Like other predictive measures such as economic outlooks, inflation expectations and central bank policies, starting valuation plays an important role in forecasting investment returns. In this research, we look at the US high yield credits (US HY) and US equities to find out how starting valuations have historically predicted future returns, where current valuations are, and what they could imply for future returns.
Our key findings include:
- Valuations have a strong predictive relationship with future returns of risky assets like equities and high yields. We analyse this relationship for both US equity and US high yield credit, at the index level.
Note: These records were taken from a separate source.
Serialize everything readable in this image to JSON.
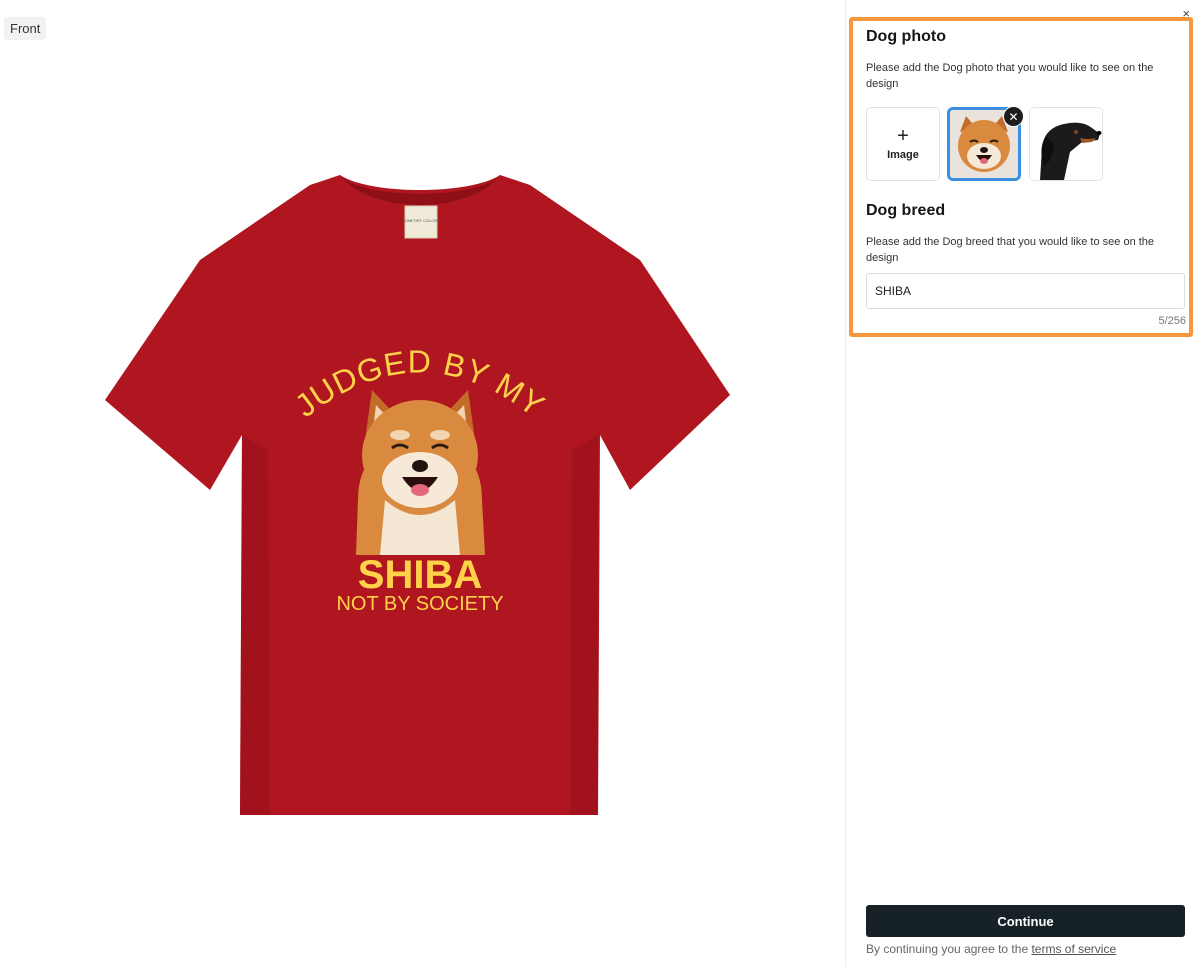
{
  "preview": {
    "view_label": "Front",
    "design": {
      "line1": "JUDGED BY MY",
      "line2": "SHIBA",
      "line3": "NOT BY SOCIETY",
      "shirt_color": "#b0161f",
      "text_color": "#ffd24a",
      "tag_text": "COMFORT COLORS"
    }
  },
  "panel": {
    "close_icon": "×",
    "dog_photo": {
      "title": "Dog photo",
      "description": "Please add the Dog photo that you would like to see on the design",
      "add_plus": "+",
      "add_label": "Image",
      "remove_icon": "✕"
    },
    "dog_breed": {
      "title": "Dog breed",
      "description": "Please add the Dog breed that you would like to see on the design",
      "value": "SHIBA",
      "counter": "5/256"
    },
    "continue_label": "Continue",
    "terms_prefix": "By continuing you agree to the ",
    "terms_link": "terms of service"
  },
  "colors": {
    "highlight": "#f7963a",
    "selected_border": "#3b8fe0",
    "continue_bg": "#172226"
  }
}
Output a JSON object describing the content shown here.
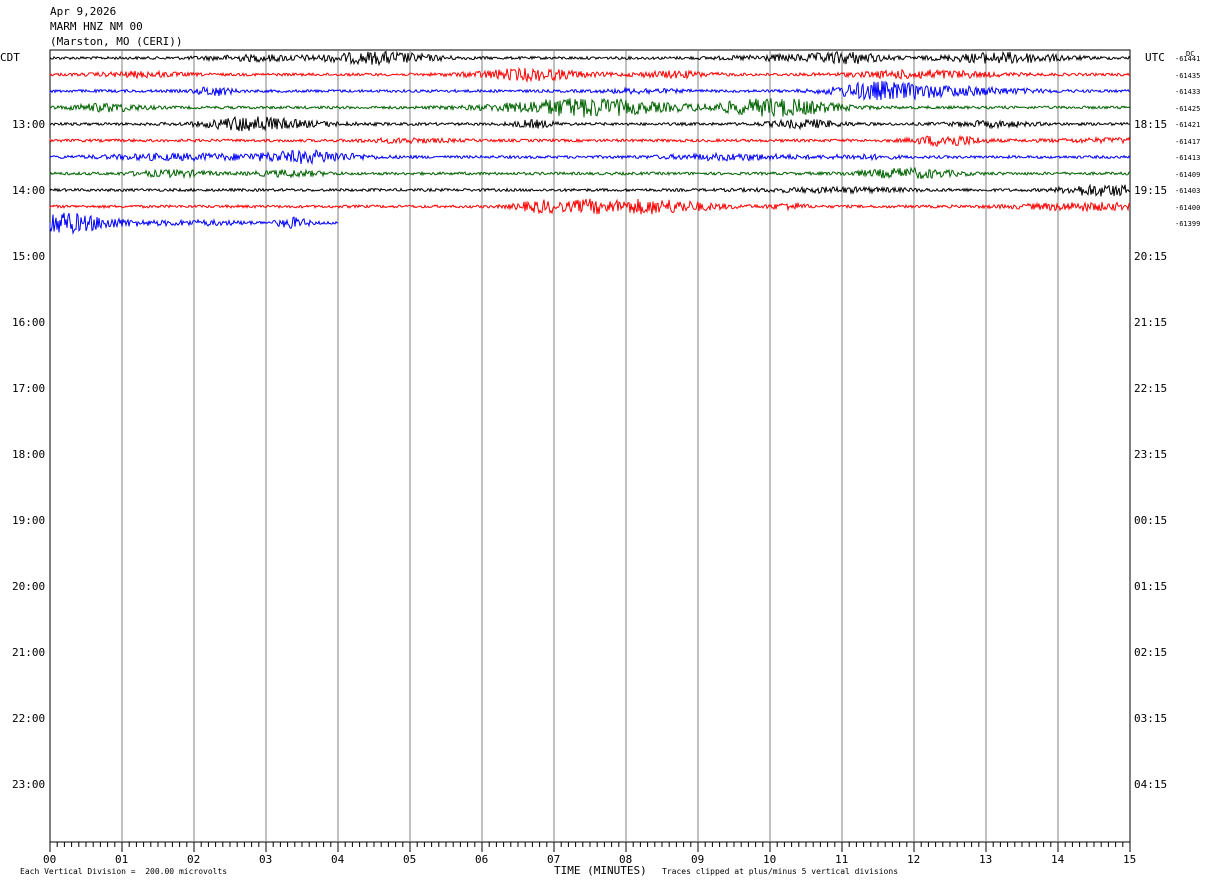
{
  "header": {
    "date": "Apr 9,2026",
    "station": "MARM HNZ NM 00",
    "location": "(Marston, MO (CERI))"
  },
  "axes": {
    "left_label": "CDT",
    "right_label": "UTC",
    "dc_label": "DC",
    "xlabel": "TIME (MINUTES)",
    "footer_left": "Each Vertical Division =  200.00 microvolts",
    "footer_right": "Traces clipped at plus/minus 5 vertical divisions"
  },
  "chart_data": {
    "type": "line",
    "title": "",
    "xlabel": "TIME (MINUTES)",
    "xlim": [
      0,
      15
    ],
    "x_ticks": [
      "00",
      "01",
      "02",
      "03",
      "04",
      "05",
      "06",
      "07",
      "08",
      "09",
      "10",
      "11",
      "12",
      "13",
      "14",
      "15"
    ],
    "left_hour_labels": [
      "13:00",
      "14:00",
      "15:00",
      "16:00",
      "17:00",
      "18:00",
      "19:00",
      "20:00",
      "21:00",
      "22:00",
      "23:00"
    ],
    "right_hour_labels": [
      "18:15",
      "19:15",
      "20:15",
      "21:15",
      "22:15",
      "23:15",
      "00:15",
      "01:15",
      "02:15",
      "03:15",
      "04:15"
    ],
    "trace_colors": [
      "#000000",
      "#ff0000",
      "#0000ff",
      "#006400"
    ],
    "traces": [
      {
        "dc": "-61441",
        "end_minute": 15
      },
      {
        "dc": "-61435",
        "end_minute": 15
      },
      {
        "dc": "-61433",
        "end_minute": 15
      },
      {
        "dc": "-61425",
        "end_minute": 15
      },
      {
        "dc": "-61421",
        "end_minute": 15
      },
      {
        "dc": "-61417",
        "end_minute": 15
      },
      {
        "dc": "-61413",
        "end_minute": 15
      },
      {
        "dc": "-61409",
        "end_minute": 15
      },
      {
        "dc": "-61403",
        "end_minute": 15
      },
      {
        "dc": "-61400",
        "end_minute": 15
      },
      {
        "dc": "-61399",
        "end_minute": 4
      }
    ]
  }
}
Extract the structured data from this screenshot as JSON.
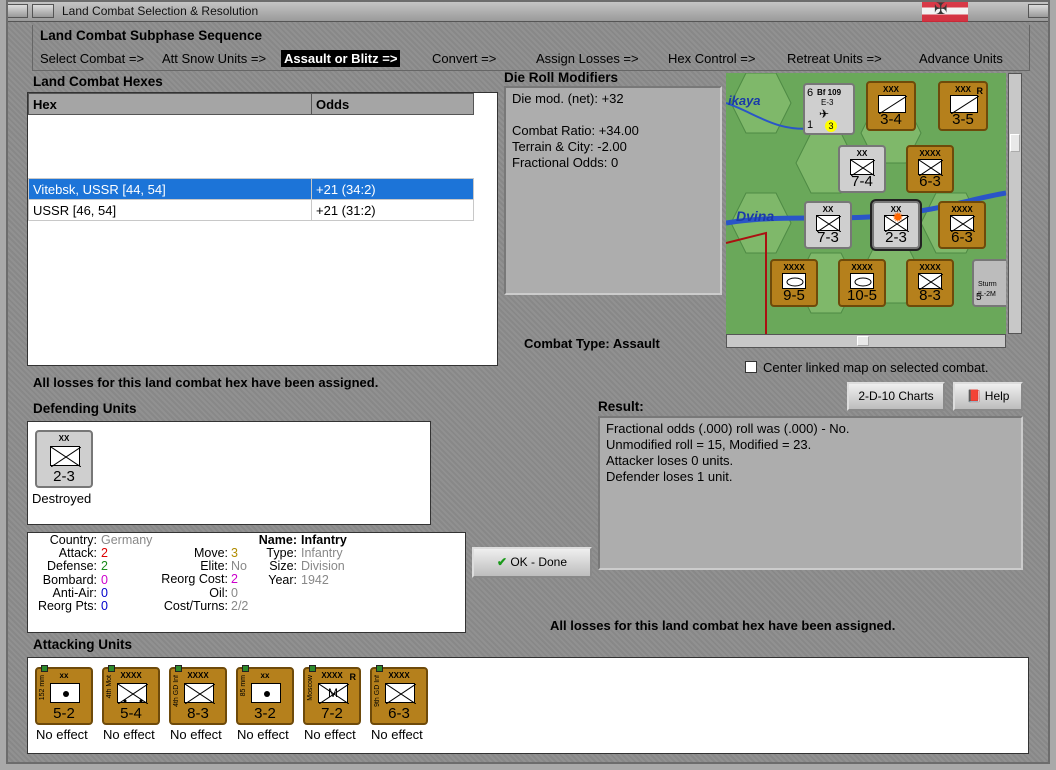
{
  "window": {
    "title": "Land Combat Selection & Resolution"
  },
  "subphase": {
    "heading": "Land Combat Subphase Sequence",
    "steps": [
      "Select Combat =>",
      "Att Snow Units =>",
      "Assault or Blitz =>",
      "Convert =>",
      "Assign Losses =>",
      "Hex Control =>",
      "Retreat Units =>",
      "Advance Units"
    ],
    "selected_index": 2
  },
  "hexes": {
    "heading": "Land Combat Hexes",
    "col_hex": "Hex",
    "col_odds": "Odds",
    "rows": [
      {
        "hex": "Vitebsk, USSR [44, 54]",
        "odds": "+21 (34:2)",
        "selected": true
      },
      {
        "hex": "USSR [46, 54]",
        "odds": "+21 (31:2)",
        "selected": false
      }
    ]
  },
  "modifiers": {
    "heading": "Die Roll Modifiers",
    "net": "Die mod. (net): +32",
    "ratio": "Combat Ratio: +34.00",
    "terrain": "Terrain & City: -2.00",
    "fractional": "Fractional Odds: 0"
  },
  "combat_type": {
    "label": "Combat Type:",
    "value": "Assault"
  },
  "map": {
    "labels": {
      "kaya": "ikaya",
      "dvina": "Dvina"
    },
    "center_label": "Center linked map on selected combat.",
    "center_checked": false,
    "units": [
      {
        "size": "XXX",
        "val": "3-4",
        "side": "7th Cav"
      },
      {
        "size": "XXX",
        "val": "3-5",
        "side": "1st GT",
        "corner": "R"
      },
      {
        "size": "XX",
        "val": "7-4",
        "side": "131st Inf"
      },
      {
        "size": "XXXX",
        "val": "6-3",
        "side": "53rd Inf"
      },
      {
        "size": "XX",
        "val": "7-3",
        "side": "3rd Inf"
      },
      {
        "size": "XX",
        "val": "2-3",
        "side": ""
      },
      {
        "size": "XXXX",
        "val": "6-3",
        "side": "4th Inf"
      },
      {
        "size": "XXXX",
        "val": "9-5",
        "side": "1st GT Arm"
      },
      {
        "size": "XXXX",
        "val": "10-5",
        "side": "2nd GD Arm"
      },
      {
        "size": "XXXX",
        "val": "8-3",
        "side": "4th GD Inf"
      }
    ],
    "air": {
      "name": "Bf 109",
      "rating": "E-3",
      "top": "6",
      "bottom": "1",
      "badge": "3"
    },
    "air2": {
      "name": "Sturm",
      "sub": "IL-2M",
      "bottom": "5"
    }
  },
  "loss_msg": "All losses for this land combat hex have been assigned.",
  "defending": {
    "heading": "Defending Units",
    "units": [
      {
        "size": "XX",
        "val": "2-3",
        "status": "Destroyed"
      }
    ]
  },
  "buttons": {
    "charts": "2-D-10 Charts",
    "help": "Help",
    "ok": "OK - Done"
  },
  "result": {
    "heading": "Result:",
    "lines": [
      "Fractional odds (.000) roll was (.000)  - No.",
      "Unmodified roll = 15, Modified = 23.",
      "Attacker loses 0 units.",
      "Defender loses 1 unit."
    ]
  },
  "info": {
    "country_lbl": "Country:",
    "country": "Germany",
    "attack_lbl": "Attack:",
    "attack": "2",
    "defense_lbl": "Defense:",
    "defense": "2",
    "bombard_lbl": "Bombard:",
    "bombard": "0",
    "aa_lbl": "Anti-Air:",
    "aa": "0",
    "reorg_lbl": "Reorg Pts:",
    "reorg": "0",
    "move_lbl": "Move:",
    "move": "3",
    "elite_lbl": "Elite:",
    "elite": "No",
    "rcost_lbl": "Reorg Cost:",
    "rcost": "2",
    "oil_lbl": "Oil:",
    "oil": "0",
    "cost_lbl": "Cost/Turns:",
    "cost": "2/2",
    "name_lbl": "Name:",
    "name": "Infantry",
    "type_lbl": "Type:",
    "type": "Infantry",
    "sizev_lbl": "Size:",
    "sizev": "Division",
    "year_lbl": "Year:",
    "year": "1942"
  },
  "attacking": {
    "heading": "Attacking Units",
    "units": [
      {
        "size": "xx",
        "side": "152 mm",
        "val": "5-2",
        "kind": "art",
        "status": "No effect"
      },
      {
        "size": "XXXX",
        "side": "4th Mot",
        "val": "5-4",
        "kind": "mot",
        "status": "No effect"
      },
      {
        "size": "XXXX",
        "side": "4th GD Inf",
        "val": "8-3",
        "kind": "inf",
        "status": "No effect"
      },
      {
        "size": "xx",
        "side": "85 mm",
        "val": "3-2",
        "kind": "art",
        "status": "No effect"
      },
      {
        "size": "XXXX",
        "side": "Moscow",
        "val": "7-2",
        "kind": "mil",
        "status": "No effect",
        "corner": "R",
        "mark": "M"
      },
      {
        "size": "XXXX",
        "side": "9th GD Inf",
        "val": "6-3",
        "kind": "inf",
        "status": "No effect"
      }
    ]
  }
}
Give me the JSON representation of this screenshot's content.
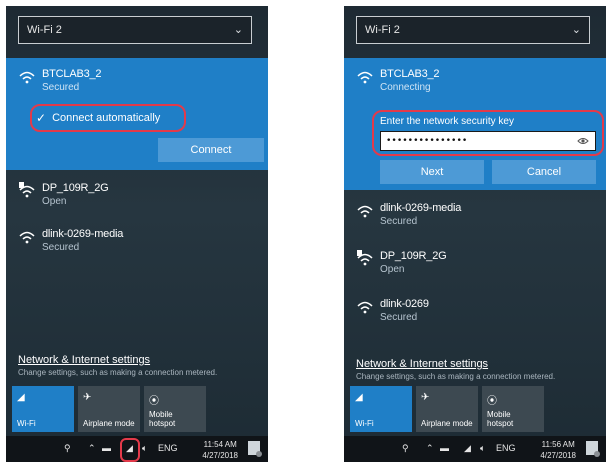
{
  "left": {
    "dropdown": "Wi-Fi 2",
    "selected_network": {
      "name": "BTCLAB3_2",
      "status": "Secured"
    },
    "connect_automatically": "Connect automatically",
    "connect_button": "Connect",
    "networks": [
      {
        "name": "DP_109R_2G",
        "status": "Open"
      },
      {
        "name": "dlink-0269-media",
        "status": "Secured"
      }
    ],
    "settings_link": "Network & Internet settings",
    "settings_desc": "Change settings, such as making a connection metered.",
    "tiles": [
      {
        "label": "Wi-Fi",
        "icon": "wifi-icon"
      },
      {
        "label": "Airplane mode",
        "icon": "airplane-icon"
      },
      {
        "label": "Mobile hotspot",
        "icon": "hotspot-icon"
      }
    ],
    "taskbar": {
      "lang": "ENG",
      "time": "11:54 AM",
      "date": "4/27/2018"
    }
  },
  "right": {
    "dropdown": "Wi-Fi 2",
    "selected_network": {
      "name": "BTCLAB3_2",
      "status": "Connecting"
    },
    "key_label": "Enter the network security key",
    "key_value": "•••••••••••••••",
    "next_button": "Next",
    "cancel_button": "Cancel",
    "networks": [
      {
        "name": "dlink-0269-media",
        "status": "Secured"
      },
      {
        "name": "DP_109R_2G",
        "status": "Open"
      },
      {
        "name": "dlink-0269",
        "status": "Secured"
      }
    ],
    "settings_link": "Network & Internet settings",
    "settings_desc": "Change settings, such as making a connection metered.",
    "tiles": [
      {
        "label": "Wi-Fi",
        "icon": "wifi-icon"
      },
      {
        "label": "Airplane mode",
        "icon": "airplane-icon"
      },
      {
        "label": "Mobile hotspot",
        "icon": "hotspot-icon"
      }
    ],
    "taskbar": {
      "lang": "ENG",
      "time": "11:56 AM",
      "date": "4/27/2018"
    }
  },
  "colors": {
    "accent": "#1f7fc7",
    "highlight": "#e33a4a",
    "button": "#4d9ad6"
  }
}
- US equities and US high yield credits are both classified as risky assets and highly correlated to each other. So, it is not surprising that the negative correlation between starting (high) valuations and future (low) total returns holds true for both asset classes. Using the monthly returns of the FTSE US High-Yield Market and Russell 1000 indices over the last five years, we find their correlation to be as high as 84% (end-February 2023), which is also around the long-term average. It rises to 92% in the last year.
- There is an economically significant negative correlation between US equity valuations and future total returns. High US equity market valuations, notably the forward price-earnings ratios, are strongly associated with lower future long-run total returns.
- We see a similar negative correlation between starting valuations and future total returns in US HY. Tight US HY credit spreads (implying high bond prices, as spreads and yields have an inverse relationship to bond prices) are strongly associated with lower future bond returns.
- Statistical results indicate that the predictive power of starting valuation is higher in equities for longer periods (i.e.,10yr) and for shorter periods (i.e., 3yr) in US HY credits. This result is in line with the economic intuition that the predictive power aligns most closely with the duration of risky assets.
- Current US HY spreads, being at the 36th percentile (much lower than average and indicating higher-than-average bond prices), would suggest lower-than-average expected future bond returns. Similarly in the US equity market, a current forward P/E’s being higher than its long run average would indicate a high probability of lower future equity returns.
- The negative relationship between starting valuations and future equity returns tends to hold not just in the US, but in most equity markets.